Composition, shape, and size of the part being examined and, in some cases, its weight and location.

Type of radiation used, whether x-rays from an x-ray generator or gamma rays from a radioactive source.

Kilo Voltages available with the x-ray equipment or the intensity of the gamma radiation.

Relative importance of high radiographic detail or quick and economical results.

There are mainly four types of films:

1. Standard Film

Standard X-ray cassettes with intensifying screens have limited use, as they are too big for most uses except extra-oral views.
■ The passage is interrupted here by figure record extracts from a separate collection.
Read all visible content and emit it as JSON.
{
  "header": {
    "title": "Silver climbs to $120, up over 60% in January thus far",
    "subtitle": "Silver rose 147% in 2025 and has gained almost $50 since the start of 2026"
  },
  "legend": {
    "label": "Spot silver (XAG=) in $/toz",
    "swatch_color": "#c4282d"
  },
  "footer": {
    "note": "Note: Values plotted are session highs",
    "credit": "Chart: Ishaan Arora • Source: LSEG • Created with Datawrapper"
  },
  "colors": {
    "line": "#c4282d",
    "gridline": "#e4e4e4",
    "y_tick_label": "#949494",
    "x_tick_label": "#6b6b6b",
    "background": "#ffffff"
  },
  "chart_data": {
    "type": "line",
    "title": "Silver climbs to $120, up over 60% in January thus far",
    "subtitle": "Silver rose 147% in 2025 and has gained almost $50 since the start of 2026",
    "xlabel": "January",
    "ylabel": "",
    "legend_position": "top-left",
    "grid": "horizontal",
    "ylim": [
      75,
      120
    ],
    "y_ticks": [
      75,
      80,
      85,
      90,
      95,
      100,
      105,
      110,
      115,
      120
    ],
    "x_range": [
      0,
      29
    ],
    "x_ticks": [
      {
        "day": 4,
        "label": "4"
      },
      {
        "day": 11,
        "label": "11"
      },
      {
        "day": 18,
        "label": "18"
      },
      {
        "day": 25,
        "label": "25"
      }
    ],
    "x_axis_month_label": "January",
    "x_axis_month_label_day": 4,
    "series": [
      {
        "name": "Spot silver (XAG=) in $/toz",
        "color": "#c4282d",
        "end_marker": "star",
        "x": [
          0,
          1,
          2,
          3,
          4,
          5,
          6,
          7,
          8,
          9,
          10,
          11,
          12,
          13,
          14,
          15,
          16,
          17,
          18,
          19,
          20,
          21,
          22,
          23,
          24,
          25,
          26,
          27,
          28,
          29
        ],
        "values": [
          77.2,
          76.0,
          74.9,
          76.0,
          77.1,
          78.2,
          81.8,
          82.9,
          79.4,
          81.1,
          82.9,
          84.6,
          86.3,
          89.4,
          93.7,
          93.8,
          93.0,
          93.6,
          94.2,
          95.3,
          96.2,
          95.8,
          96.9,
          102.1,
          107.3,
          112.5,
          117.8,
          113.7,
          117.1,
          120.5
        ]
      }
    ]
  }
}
Standard dental films in sizes 2 and 4

Standard dental films in sizes 2 and 4

2. Non-Screen Film

These films are useful for both extra-oral and intra-oral views although their intra-oral use is limited depending on the size of film and the size of the mouth. They provide very good radiographic detail.

3. Dental Film

Dental film is available in six speeds, labelled A, B, C, D, E and F. Only D, E and F are used in practice with E (or “Ektaspeed” ) being the preferred speed, in order to reduce radiation exposure to operatives and patient. F speed film (Kodak “Insight”) became available in 2000 but is not in common use in veterinary dental practice as yet.

There are also six sizes of film available, with size 4 (57mm x 76mm) and size 2 (31mm x 41mm) being most useful for veterinary work.

4. Self-Developing Film

Available as ECO 30™ and the Hanshin™ system in periapical (size 2) format only. Size 2 is too small for most dog teeth and, therefore, their use is limited to smaller dogs and cats. The ECO 30 films come ready packed with a monobath containing both developer and fixer, and so do not require a darkroom. The film develops and fixes in 50 seconds. The Hanshin system uses an injector system to run the chemicals into the film envelope. Both systems are expensive, costing more than £1 for each film.